Of the raft of letting legislation introduced in the past few years, the most significant was the Tenant Fee Ban which came into effect on the 1st June 2019, and made it illegal for landlords or letting agents to charge any fees to tenants. The legislation is complex and the Government produced a guidance booklet for landlords and agents which runs to 59 pages! The knock-on effect is that months later, letting agents are still having to spend hours and hours, getting to grips with the new rules, re-writing tenancy agreements and holding deposit agreements and explaining to landlords why their charges are going up.
The intention of the legislation was to put an end to the “rip-off fees” charged by some letting agents, but rather than cap these at a reasonable level, the Government saw fit to ban them all together. In my opinion, the Act is completely one-sided; it has encouraged tenants to submit multiple applications for rental properties and allows unscrupulous tenants who are in serious breach of their tenancies to blackmail landlords. There are no penalties for tenants who abuse the process or give false or misleading information and no mitigation for landlords for minor “offences”. Yet the penalties for breaches by a landlord or letting agent are incredible; £5000 for a one-off offence and a fine of up to £30,000 or prosecution and criminal record for a second offence.
The legislation highlights the huge imbalance between Landlord and Tenant rights, and sounds the death knell for many private landlords who will simply sell their properties. In a nutshell, the only permitted payments that can be charged by a Landlord under the new legislation are as follows:
Payment of rent under the tenancy
Council tax, utilities, TV licence and telecom services
A deposit (capped at 5 weeks rent)
A holding deposit (capped at 1 week’s rent i.e. average in the South West £196.00)
Default fee (where the tenant defaults on rent payments or to replace the actual cost of lost keys)
Variation or assignment (limited to £50 where the tenant e.g. requests a change to the rent payment date)
Early termination (where the tenant wants to surrender the tenancy early)

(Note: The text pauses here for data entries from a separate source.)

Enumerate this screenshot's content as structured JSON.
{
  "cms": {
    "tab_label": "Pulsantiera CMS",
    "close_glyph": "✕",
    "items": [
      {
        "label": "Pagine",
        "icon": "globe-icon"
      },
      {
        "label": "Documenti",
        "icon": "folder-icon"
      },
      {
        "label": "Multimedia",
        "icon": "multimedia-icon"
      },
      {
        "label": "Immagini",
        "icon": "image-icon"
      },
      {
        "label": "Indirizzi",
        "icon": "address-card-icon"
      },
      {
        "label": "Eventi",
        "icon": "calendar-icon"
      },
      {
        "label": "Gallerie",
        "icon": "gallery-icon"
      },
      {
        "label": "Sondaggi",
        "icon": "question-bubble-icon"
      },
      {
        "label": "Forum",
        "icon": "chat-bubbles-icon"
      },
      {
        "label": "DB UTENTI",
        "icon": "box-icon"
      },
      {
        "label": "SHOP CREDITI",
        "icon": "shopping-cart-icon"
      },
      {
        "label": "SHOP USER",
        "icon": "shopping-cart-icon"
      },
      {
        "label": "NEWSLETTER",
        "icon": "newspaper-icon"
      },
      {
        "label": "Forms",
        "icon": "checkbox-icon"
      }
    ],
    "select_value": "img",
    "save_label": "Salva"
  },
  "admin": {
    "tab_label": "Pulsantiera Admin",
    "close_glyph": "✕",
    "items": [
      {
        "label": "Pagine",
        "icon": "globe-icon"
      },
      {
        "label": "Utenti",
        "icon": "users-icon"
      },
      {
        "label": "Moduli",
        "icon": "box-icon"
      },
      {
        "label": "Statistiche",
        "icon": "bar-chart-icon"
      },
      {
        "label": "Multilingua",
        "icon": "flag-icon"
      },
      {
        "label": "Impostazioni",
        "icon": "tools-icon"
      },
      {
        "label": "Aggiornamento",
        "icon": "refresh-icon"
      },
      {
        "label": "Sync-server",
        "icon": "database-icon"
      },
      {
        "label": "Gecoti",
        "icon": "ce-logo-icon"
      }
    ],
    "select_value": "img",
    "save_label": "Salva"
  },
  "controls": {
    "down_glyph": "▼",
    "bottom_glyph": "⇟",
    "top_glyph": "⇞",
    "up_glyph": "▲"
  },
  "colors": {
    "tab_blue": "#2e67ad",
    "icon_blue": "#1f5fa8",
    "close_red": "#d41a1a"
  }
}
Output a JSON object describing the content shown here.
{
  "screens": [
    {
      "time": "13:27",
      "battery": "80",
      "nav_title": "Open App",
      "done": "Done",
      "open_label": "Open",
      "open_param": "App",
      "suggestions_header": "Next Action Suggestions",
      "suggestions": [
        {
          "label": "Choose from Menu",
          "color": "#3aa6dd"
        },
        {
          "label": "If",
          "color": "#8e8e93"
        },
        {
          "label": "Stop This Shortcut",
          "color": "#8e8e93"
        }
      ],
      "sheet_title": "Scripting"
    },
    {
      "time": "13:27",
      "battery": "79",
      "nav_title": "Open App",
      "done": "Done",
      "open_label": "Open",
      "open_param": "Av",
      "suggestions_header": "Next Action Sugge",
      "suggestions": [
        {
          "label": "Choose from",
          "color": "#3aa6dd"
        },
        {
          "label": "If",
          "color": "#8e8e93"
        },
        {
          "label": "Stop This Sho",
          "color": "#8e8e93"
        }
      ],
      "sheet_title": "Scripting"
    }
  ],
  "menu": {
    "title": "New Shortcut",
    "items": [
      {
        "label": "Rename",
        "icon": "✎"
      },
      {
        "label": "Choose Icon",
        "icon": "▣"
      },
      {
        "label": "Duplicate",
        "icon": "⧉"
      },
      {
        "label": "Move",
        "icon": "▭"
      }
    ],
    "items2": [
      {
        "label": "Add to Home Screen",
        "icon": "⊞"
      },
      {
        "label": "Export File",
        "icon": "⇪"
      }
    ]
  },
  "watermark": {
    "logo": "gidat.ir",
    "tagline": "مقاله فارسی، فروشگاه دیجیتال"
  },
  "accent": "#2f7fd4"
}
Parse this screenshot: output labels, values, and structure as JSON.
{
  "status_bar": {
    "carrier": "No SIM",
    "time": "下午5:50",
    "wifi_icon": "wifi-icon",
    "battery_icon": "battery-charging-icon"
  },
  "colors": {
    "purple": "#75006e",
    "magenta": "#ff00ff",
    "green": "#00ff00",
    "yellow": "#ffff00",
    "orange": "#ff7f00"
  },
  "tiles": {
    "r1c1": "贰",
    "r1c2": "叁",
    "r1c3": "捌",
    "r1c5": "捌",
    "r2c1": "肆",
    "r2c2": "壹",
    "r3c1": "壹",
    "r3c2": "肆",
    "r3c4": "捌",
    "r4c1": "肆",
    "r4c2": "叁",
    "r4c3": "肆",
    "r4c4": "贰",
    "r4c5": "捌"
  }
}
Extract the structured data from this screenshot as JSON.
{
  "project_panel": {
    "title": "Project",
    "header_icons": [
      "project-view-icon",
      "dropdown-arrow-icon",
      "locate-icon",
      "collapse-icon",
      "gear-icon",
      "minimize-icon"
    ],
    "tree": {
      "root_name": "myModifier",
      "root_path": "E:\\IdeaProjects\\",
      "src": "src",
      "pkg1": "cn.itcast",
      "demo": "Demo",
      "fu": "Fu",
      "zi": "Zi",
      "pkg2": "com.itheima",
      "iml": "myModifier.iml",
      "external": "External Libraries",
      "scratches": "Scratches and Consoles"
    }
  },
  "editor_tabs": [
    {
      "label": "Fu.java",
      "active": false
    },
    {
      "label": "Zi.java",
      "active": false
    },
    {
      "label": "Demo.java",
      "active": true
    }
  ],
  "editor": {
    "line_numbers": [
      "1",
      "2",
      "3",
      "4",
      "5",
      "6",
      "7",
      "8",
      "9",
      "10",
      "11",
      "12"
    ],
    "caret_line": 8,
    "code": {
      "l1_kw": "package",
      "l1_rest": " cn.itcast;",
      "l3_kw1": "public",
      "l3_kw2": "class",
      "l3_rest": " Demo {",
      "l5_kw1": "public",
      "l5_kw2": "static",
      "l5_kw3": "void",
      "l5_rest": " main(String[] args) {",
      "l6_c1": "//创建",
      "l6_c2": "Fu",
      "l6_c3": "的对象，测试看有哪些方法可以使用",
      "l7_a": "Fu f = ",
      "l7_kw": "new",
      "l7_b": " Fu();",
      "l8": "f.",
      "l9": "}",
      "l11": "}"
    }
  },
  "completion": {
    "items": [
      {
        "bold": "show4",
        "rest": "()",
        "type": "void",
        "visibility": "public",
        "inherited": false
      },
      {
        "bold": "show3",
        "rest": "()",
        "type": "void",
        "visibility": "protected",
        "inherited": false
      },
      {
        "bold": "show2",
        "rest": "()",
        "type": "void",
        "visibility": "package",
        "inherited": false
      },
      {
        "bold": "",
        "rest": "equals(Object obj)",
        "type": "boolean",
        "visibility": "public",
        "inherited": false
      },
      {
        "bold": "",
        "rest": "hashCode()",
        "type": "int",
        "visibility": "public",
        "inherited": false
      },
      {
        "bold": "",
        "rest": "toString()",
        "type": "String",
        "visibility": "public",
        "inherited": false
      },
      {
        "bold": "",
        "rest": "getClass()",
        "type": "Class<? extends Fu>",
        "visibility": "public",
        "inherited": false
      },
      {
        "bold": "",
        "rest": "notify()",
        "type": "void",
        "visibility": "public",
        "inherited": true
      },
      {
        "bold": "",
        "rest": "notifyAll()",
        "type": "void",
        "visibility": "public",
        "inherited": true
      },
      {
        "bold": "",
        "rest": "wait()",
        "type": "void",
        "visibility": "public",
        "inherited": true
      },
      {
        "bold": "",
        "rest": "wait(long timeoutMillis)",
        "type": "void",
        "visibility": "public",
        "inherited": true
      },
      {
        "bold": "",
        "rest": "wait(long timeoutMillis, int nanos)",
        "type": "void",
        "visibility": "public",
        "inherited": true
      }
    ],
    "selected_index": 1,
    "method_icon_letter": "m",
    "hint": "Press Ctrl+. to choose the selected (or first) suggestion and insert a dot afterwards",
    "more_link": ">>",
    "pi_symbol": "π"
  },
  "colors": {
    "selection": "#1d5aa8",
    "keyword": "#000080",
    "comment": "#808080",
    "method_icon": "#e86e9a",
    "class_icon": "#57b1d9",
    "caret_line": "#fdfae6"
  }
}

Local enforcement authorities have primary responsibility for enforcing this legislation and in addition to this, the Tenant Fees Act creates an independent lead enforcement authority to oversee the operation of letting agency legislation. Local authorities will have the right to keep the money from fines for certain purposes and are therefore likely to be ‘proactive and enthusiastic’ in enforcement!
It comes as no surprise that in addition to criminal sanctions and fines, the ability to serve a Section 21 Notice is also closely linked to the new rules. The Act imposes further restrictions on a Landlord’s ability to serve a Section 21 Notice if these rules have been breached. In my personal opinion we are already seeing that this is backfiring.
Legislation that was intended to make renting more affordable for tenants is having the opposite effect as Landlords increase rents to mitigate their increased costs.
Tenants who have pets are no longer be able to offer a pet deposit and so their only option is to offer a higher rent.
The big corporate letting agents are being forced to seek other means to replace their lost fee income and so we are seeing a huge growth in agents up-selling other products and service and cutting corners when it comes to customer service.
The rising costs of using a letting agent are leading many landlords to choose to self-manage instead of paying agent’s fees. Sadly few Landlords are fully up to speed with all the legislation and we are seeing a growth in non-compliance and a drop in standards across the private rented sector.
The increased ‘hassle’ and the never-ending barrage of rules and tax implications may be the final straw for may private landlords who will simply decide to sell their rental properties. At a time when there is a significant shortage in property for rent, this could be just one of many un-intended consequences of this significant piece of legislation.